Dealing with Financial Stress
Many people who end up caring for their elderly parents are still employed outside the home. Advanced care needs often result in the need to leave work for an indeterminate amount of time, resulting in a loss of income. This experience can also mean higher out-of-pocket expenses to help with their parents’ care.
Financial stress is common for people who care for their elderly parents. This stress can manifest in a number of ways, and often has no end in sight. As a result, caregivers start to feel hopeless and overwhelmed, leading to depression and long-term health issues.
Dealing with Role Reversal
Shifting from the role of the child to the caregiver is often challenging for everyone involved. For the caregiver, it’s a complex, emotional experience to see one’s parents struggle. For the parents, yielding that sense of being the adult (even when the children have long since grown up) and giving up their independence can feel humiliating.
This role reversal can lead to arguments and tension that add to the stress of the situation for caregivers.
Sleep and Dietary Changes
Stress and emotional turmoil often manifest physically. Sleep and dietary changes are common for caregivers who don’t feel as though they have time to take care of themselves. This manifestation could present as insomnia, under-eating, over-eating, or substance abuse.
Tips for Dealing with Caregiver Stress
Fortunately, there are ways to ease the stress and emotional turmoil of the caregiver situation.
Ask for Help
First and foremost, don’t be afraid to ask for help. Treat your requests with the Bystander Effect in mind. The Bystander Effect is the assumption that someone else will call 911 during an emergency. As a result, no one calls. When asking for help, be specific about what you need from whom.

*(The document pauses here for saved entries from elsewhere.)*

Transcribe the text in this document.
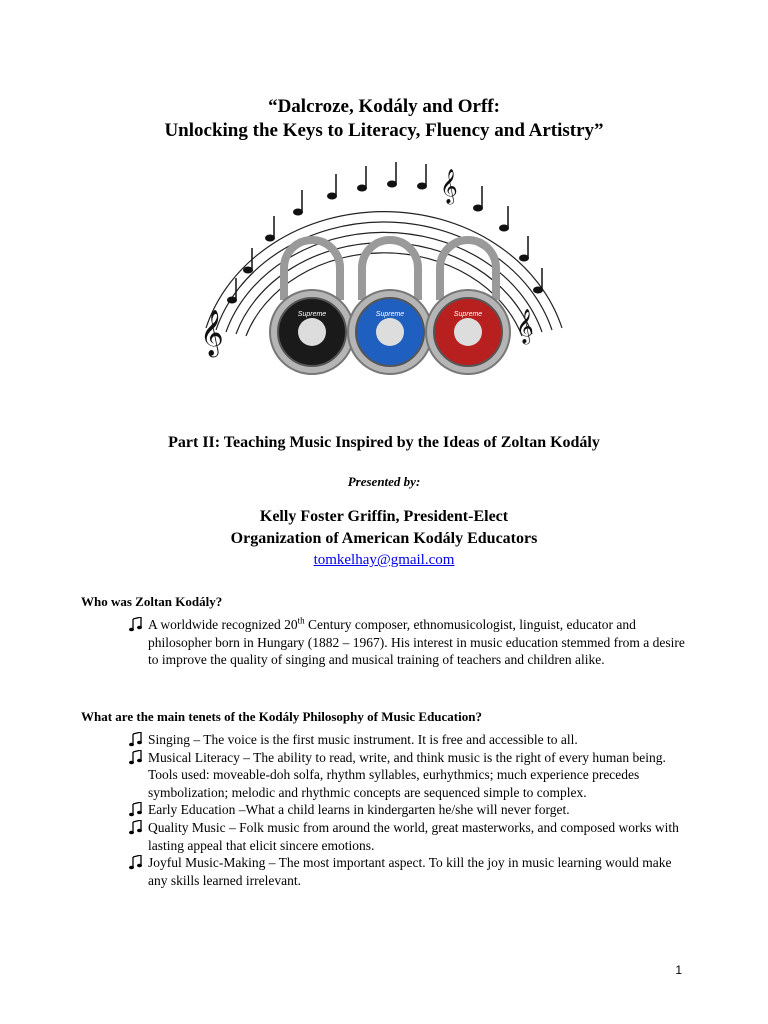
“Dalcroze, Kodály and Orff:
Unlocking the Keys to Literacy, Fluency and Artistry”
𝄞
𝄞
𝄞	Supreme	Supreme	Supreme
Part II: Teaching Music Inspired by the Ideas of Zoltan Kodály
Presented by:
Kelly Foster Griffin, President-Elect
Organization of American Kodály Educators
tomkelhay@gmail.com
Who was Zoltan Kodály?
A worldwide recognized 20th Century composer, ethnomusicologist, linguist, educator and philosopher born in Hungary (1882 – 1967). His interest in music education stemmed from a desire to improve the quality of singing and musical training of teachers and children alike.
What are the main tenets of the Kodály Philosophy of Music Education?
Singing – The voice is the first music instrument. It is free and accessible to all.
Musical Literacy – The ability to read, write, and think music is the right of every human being. Tools used: moveable-doh solfa, rhythm syllables, eurhythmics; much experience precedes symbolization; melodic and rhythmic concepts are sequenced simple to complex.
Early Education –What a child learns in kindergarten he/she will never forget.
Quality Music – Folk music from around the world, great masterworks, and composed works with lasting appeal that elicit sincere emotions.
Joyful Music-Making – The most important aspect. To kill the joy in music learning would make any skills learned irrelevant.
1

Additionally, look for support groups with people who are going through the same experience and can empathize.
Set Self-Care Goals
Set small daily self-care goals to put your health and wellness first. When you go on an airplane, you’re always advised to secure your own oxygen mask before helping the person next to you. Small goals surrounding healthy eating habits, mindfulness practices, and simple exercises can help you feel grounded and manage stress productively.
Use Community Resources
In addition, to support groups, there are often various resources available to help you as a caregiver.
This could include an income supplementation program to help you stay afloat while out of work. Look for local lending programs that let you borrow medical equipment, such as walkers and bath chairs. Take time to research community grants for installing ramps and senior-friendly accessibility. Finally, look into community respite programs to have someone help while you take a break.
Know When to Set Limits
Finally, know when enough is enough. Many caregivers hate the idea of sending their parents to an assisted living facility. However, making this difficult decision often results in a better life for all— parents included.
Caring for elderly parents is challenging for all involved. Remember to take care of yourself and reach out for support.